Learn tricks and techniques to successful grant writing

Over $2.6 billion in non-equity position federal dollars are available annually exclusively for research and development of new and novel technologies through competitive Small Business Innovation Research (SBIR) and Small Business Technology Transfer (STTR) grants. But how do you gain access to these grants to assist your business?

 Learn nuances and techniques for winning SBIR or STTR grants by attending the workshop “Write to Win,” Thursday, September 18, 2012 from 8:00 am to 4:30 pm in Sandy, Utah.

 Sponsored by the Utah Science, Technology and Research (USTAR) SBIR-STTR Assistance Center (SSAC) and Salt Lake Community College – Miller Campus, and funded in part by a grant with the U.S. Small Business Administration, this all day event will be led by Larry Shaw, who has nearly four decades of grant writing experience and a success rate more than 80 percent.

 “This is an opportunity for Utah’s technology small businesses to learn how to write winning proposals and is for anyone who has participated in the SBIR-STTR program, or anyone who is thinking about participating,” said Mary Cardon, manager of USTAR’s SBIR-STTR Assistance Center. “These eight hours will provide a foundation companies can use with Phase I or Phase II applications and with any participating agency moving forward.”

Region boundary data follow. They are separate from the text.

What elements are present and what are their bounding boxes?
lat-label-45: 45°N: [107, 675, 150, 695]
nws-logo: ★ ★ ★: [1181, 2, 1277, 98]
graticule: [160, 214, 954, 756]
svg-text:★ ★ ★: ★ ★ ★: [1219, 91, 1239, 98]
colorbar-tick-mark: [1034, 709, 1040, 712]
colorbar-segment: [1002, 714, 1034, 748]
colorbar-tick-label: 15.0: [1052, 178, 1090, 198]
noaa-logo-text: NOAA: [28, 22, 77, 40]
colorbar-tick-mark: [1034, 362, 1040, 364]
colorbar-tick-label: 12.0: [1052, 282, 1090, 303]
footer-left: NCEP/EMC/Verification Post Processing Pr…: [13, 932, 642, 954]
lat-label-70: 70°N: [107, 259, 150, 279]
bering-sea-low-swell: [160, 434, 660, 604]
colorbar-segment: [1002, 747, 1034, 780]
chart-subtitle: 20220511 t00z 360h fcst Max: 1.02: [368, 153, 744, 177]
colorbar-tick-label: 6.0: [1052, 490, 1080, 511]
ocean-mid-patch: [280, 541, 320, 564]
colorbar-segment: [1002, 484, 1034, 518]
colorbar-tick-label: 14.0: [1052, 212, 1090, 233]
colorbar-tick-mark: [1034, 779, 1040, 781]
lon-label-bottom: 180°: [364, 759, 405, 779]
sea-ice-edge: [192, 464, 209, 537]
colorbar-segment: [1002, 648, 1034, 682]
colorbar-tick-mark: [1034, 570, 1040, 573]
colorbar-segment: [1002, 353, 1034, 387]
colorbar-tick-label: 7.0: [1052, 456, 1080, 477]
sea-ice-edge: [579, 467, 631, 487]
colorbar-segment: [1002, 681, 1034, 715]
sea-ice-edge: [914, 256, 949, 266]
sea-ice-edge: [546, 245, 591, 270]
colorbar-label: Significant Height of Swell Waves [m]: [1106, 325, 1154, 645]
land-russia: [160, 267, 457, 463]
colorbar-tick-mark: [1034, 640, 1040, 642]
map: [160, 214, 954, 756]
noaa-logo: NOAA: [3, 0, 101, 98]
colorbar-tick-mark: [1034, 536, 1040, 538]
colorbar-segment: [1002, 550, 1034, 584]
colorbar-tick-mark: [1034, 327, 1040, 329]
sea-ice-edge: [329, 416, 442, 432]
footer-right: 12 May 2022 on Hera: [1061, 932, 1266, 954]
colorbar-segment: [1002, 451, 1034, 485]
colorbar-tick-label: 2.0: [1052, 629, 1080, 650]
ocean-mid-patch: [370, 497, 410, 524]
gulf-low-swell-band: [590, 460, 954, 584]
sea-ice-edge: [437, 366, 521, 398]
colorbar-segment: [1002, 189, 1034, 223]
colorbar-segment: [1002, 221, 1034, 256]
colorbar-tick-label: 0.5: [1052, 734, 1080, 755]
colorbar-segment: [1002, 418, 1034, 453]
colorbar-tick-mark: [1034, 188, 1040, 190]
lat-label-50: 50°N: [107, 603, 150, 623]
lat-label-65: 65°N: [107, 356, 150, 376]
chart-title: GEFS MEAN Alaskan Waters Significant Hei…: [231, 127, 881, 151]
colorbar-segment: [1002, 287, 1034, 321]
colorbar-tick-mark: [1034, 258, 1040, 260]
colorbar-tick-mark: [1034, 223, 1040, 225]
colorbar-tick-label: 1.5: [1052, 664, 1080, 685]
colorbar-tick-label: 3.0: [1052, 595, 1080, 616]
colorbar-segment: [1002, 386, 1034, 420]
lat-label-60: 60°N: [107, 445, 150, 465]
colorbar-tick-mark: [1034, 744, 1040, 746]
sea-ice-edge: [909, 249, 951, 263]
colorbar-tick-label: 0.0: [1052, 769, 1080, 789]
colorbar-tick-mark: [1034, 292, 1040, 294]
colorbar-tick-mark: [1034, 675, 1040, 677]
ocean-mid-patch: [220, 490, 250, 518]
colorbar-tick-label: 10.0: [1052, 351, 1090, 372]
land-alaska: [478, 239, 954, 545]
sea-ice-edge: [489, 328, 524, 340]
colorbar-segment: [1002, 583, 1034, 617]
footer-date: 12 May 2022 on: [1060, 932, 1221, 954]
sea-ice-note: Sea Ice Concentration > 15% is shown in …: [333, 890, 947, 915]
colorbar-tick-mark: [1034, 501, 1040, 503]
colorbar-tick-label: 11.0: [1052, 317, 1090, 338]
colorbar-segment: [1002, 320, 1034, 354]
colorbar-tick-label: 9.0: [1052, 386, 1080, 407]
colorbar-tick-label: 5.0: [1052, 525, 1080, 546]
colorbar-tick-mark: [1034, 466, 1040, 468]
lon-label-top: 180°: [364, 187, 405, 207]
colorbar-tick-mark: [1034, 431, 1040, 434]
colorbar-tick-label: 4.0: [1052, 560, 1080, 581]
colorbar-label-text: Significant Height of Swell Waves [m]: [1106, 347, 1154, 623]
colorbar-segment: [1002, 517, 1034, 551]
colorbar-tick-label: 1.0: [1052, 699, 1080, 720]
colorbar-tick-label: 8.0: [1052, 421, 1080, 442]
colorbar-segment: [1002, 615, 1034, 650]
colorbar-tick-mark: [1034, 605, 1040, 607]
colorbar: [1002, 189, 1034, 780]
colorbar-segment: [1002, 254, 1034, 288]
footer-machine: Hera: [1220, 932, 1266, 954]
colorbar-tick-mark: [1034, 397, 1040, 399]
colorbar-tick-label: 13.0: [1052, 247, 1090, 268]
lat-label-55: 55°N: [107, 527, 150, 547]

 Small business technology entrepreneurs will gain a step by step understanding of the processes and techniques for planning and writing successful SBIR and STTR grant proposals. Participants will receive a free reading and critique of any SBIR-STTR proposal within six months of the workshop, a $400 value.

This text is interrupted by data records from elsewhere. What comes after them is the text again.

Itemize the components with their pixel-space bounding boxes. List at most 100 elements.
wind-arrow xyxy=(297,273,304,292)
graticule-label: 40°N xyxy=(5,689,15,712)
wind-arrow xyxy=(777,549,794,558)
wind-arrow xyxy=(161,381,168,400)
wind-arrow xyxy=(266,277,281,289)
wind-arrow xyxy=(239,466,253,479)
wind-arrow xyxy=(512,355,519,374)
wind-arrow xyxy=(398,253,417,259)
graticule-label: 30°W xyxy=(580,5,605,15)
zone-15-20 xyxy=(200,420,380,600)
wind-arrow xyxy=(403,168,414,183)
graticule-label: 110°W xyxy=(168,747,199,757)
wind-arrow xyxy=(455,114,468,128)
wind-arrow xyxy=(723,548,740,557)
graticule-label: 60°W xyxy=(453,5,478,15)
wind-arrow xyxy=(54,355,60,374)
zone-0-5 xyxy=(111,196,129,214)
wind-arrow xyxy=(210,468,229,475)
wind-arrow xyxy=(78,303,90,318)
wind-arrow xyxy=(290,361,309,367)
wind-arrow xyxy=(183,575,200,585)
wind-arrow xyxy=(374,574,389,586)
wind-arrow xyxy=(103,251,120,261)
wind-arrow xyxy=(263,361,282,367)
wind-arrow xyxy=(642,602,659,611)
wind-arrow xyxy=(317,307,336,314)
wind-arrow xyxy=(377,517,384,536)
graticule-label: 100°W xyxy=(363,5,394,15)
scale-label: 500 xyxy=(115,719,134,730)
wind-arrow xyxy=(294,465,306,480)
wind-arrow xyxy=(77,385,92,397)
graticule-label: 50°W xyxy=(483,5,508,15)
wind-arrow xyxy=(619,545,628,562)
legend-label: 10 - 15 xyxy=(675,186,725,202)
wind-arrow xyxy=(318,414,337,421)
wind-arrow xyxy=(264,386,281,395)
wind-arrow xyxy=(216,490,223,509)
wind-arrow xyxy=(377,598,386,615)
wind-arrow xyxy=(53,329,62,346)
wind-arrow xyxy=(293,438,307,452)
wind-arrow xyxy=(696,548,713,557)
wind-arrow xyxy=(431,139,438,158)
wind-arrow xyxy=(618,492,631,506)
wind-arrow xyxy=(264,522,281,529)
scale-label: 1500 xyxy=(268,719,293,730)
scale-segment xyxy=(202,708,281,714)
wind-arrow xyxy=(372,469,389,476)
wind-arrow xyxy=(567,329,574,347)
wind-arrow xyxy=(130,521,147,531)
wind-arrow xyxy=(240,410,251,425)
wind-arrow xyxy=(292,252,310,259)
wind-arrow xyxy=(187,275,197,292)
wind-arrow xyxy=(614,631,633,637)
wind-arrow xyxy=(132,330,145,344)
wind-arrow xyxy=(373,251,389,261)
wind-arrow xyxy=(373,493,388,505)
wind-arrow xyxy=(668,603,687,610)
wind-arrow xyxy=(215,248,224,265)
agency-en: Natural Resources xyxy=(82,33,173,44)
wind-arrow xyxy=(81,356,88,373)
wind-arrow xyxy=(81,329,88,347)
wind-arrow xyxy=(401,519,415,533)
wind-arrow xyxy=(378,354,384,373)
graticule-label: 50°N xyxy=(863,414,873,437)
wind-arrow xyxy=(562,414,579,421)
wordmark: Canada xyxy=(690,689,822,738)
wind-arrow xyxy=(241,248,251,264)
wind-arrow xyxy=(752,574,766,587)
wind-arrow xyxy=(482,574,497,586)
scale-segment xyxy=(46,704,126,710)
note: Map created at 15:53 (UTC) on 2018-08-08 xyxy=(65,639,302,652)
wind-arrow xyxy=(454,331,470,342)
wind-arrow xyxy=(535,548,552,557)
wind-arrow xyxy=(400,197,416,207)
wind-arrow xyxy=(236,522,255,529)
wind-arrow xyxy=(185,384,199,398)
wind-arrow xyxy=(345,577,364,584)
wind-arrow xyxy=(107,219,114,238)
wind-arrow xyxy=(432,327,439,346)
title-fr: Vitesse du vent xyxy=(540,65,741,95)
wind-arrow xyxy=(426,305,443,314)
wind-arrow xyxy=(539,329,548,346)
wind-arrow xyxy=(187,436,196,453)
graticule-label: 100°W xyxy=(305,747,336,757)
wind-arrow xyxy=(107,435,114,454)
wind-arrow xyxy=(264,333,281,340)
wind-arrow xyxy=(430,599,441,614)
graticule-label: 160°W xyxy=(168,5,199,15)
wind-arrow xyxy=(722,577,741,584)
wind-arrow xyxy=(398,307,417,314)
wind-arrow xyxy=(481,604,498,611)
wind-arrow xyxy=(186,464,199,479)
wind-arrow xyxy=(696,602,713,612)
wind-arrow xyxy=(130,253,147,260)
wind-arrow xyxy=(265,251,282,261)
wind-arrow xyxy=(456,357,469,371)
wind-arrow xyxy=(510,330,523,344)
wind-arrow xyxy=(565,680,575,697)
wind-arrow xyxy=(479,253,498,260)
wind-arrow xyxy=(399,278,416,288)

 Cardon said the SBIR-STTR program is extremely competitive as it takes no equity in companies and there is no payback of funds. Companies are first awarded a Phase I grant when their technology meets a specific need of one of 11 participating agencies. Phase I grants determine the scientific, technical, and commercial merit and feasibility of ideas submitted under the SBIR or STTR program with awards typically at $150,000 in size over a period of six to nine months. Successful Phase I companies are invited to submit for Phase II awards, which are up to $1 million in size over a period of 24 months.

 “The workshop will break down the proposal process into seven components with complementary hands on work and samples for reference,” says Cardon. “Participants are encouraged to bring their business plan and any white papers or writings on their respective product or concept to maximize the learning process for themselves and their company.”

 Workshop topics include:

  • Innovation/ Concept Identification and Development
  • Research and Prepare Supporting Data
  • Writing the Proposal – Following the Guidelines and Preparing an Outline
  • Description of Common Research Proposal Components
  • Commercialization Strategy
  • Budget and Budget Narrative
  • Writing the Proposal Abstract/ Summary

 The workshop will be held at Salt Lake Community College Miller Free Enterprise Center (MFEC) in room 203. The address for the center is 9750 South 300 West Sandy, UT 84070. The cost for SBIR-STTR Assistance Center clients is $100 or $150 per person for all others and includes breakfast, lunch, snack and free parking.